There was no response. She just stared at me. Did she really expect anything different? Did she expect some form of grand change over a period of a few seconds? She was far too expectant of me if that was the case. That stare wasn’t moving on however. She continued to look. I didn’t know how to react. Was I in the wrong? No, this was how we worked. It’s not like this was such a massive change. Was it? Did this really change so much? I didn’t really know, and I never really would. She just stared.

After what felt like an eternity, she stopped, looking down at the ground. She didn’t look up for a while, which gave me time to mull over everything she had told me, and her reaction. I didn’t really know what was going to happen. I was somewhat adverse to the time they had changed the design of my helmet. Imagine how I felt about this. Even the smallest changes and now one of the only ponies I had a slightest inkling of respect for was walking out on me. But, something I hadn’t considered at the time, it wasn’t like she had much of a choice in the matter. Its how things worked around here. You moved up in the ranks, until you were guarding “them”. We couldn’t say no, it just happened. But her reaction was what confused me most. I didn’t understand it. The steely coldness in that stare wasn’t usual. Even when we glared at one another in true anger and contempt, it was a fiery passion that burned in her eyes. When she thought she was right, she would go in full hilt, no half measures with her. But that stare. It was almost dead. It was almost like she couldn’t care anymore, even if she wanted to. She seemed to have given up the ghost as it were.

We stood there for a good long while, neither of us saying a word. The only interruption was the constant whirring of the ceiling fan above our heads, which provided greatly to the cold distance that was suddenly growing between us. I continued mulling all these thoughts over and over and over again in my head, exploring every possible permutation of events, every possible change that could occur, everything ran through my head like wild animals, each thought nibbling at the others, trying to reach the forefront of my crowded mind.

“Where the heck have you two been?!” A familiar cracked voice called to the pair of us from the door. We both looked up, not realising who was speaking and how long we had been standing there. It was Rusted Sun. He looked strangely tired for someone who had just started his shift, or so I thought. “We’ve been waiting for you guys. You’re late!”

“Oh go on, pull the other one. I’ve got four, so you can lie three times. What you doing off shift for anyways?” I questioned him, actually curious for once. He looked back at me with a confused and almost gleeful expression of knowing, or contempt of my unknowing. “Well, it doesn’t matter anyways; you’re not working tonight”. I was still slightly confused, what in Equestria was he talking about?

“What” I retorted to my brother, who still standing in the doorway.

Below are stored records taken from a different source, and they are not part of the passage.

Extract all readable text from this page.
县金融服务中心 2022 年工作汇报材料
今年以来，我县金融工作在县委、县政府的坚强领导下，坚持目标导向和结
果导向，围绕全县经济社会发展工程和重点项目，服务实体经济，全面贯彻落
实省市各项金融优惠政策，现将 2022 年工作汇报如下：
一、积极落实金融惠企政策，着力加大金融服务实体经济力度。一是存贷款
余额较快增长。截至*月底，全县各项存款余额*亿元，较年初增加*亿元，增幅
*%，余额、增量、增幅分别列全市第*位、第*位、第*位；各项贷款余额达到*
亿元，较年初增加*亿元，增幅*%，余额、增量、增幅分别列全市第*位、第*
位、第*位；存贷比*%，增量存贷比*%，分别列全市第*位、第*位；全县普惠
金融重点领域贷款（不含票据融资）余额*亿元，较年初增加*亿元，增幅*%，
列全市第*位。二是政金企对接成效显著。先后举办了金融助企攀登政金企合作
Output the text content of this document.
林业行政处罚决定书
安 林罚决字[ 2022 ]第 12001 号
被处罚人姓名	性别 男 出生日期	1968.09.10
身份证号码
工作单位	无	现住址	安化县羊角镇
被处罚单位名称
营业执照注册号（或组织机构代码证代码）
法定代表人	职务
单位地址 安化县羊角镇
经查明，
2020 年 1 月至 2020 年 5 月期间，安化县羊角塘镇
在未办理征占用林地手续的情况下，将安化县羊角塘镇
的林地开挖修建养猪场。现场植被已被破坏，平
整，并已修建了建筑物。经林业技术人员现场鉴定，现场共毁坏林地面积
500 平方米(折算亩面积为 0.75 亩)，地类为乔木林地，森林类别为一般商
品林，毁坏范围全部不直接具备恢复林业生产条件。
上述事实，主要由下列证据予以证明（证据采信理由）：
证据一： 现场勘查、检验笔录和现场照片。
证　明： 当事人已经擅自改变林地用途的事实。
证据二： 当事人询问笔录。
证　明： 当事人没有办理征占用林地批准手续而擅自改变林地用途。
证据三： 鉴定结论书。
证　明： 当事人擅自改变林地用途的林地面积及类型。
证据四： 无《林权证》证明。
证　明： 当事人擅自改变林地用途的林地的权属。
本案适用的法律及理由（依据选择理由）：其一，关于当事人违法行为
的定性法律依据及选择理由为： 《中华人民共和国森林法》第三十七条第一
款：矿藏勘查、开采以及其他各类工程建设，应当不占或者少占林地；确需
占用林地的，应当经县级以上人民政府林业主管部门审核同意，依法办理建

He moved cooley towards the pair of us, his eyes locked on mine with that same look of gleeful knowing. He placed his hoof on my front right hand shoulder, and stated in a sarcastically mocking tone “Your shift started over 20 minutes ago, we’ve all been looking for you, and I thought you might be in here after hearing what happened at breakfast”. Strangely, he was right. I looked up at the clock on the wall, and realised that to be the truth. Looking around, I made a grab for my helmet and was about to pace it out the door before the hoof on my shoulder pressed against me slightly harder.

“You did hear me right?” He stated with a warm heat in his voice. It was an odd change to his familiar cold demeanour. We were both icy to one another on the rare occasion we were in the same room. This was odd. “You’re not working today”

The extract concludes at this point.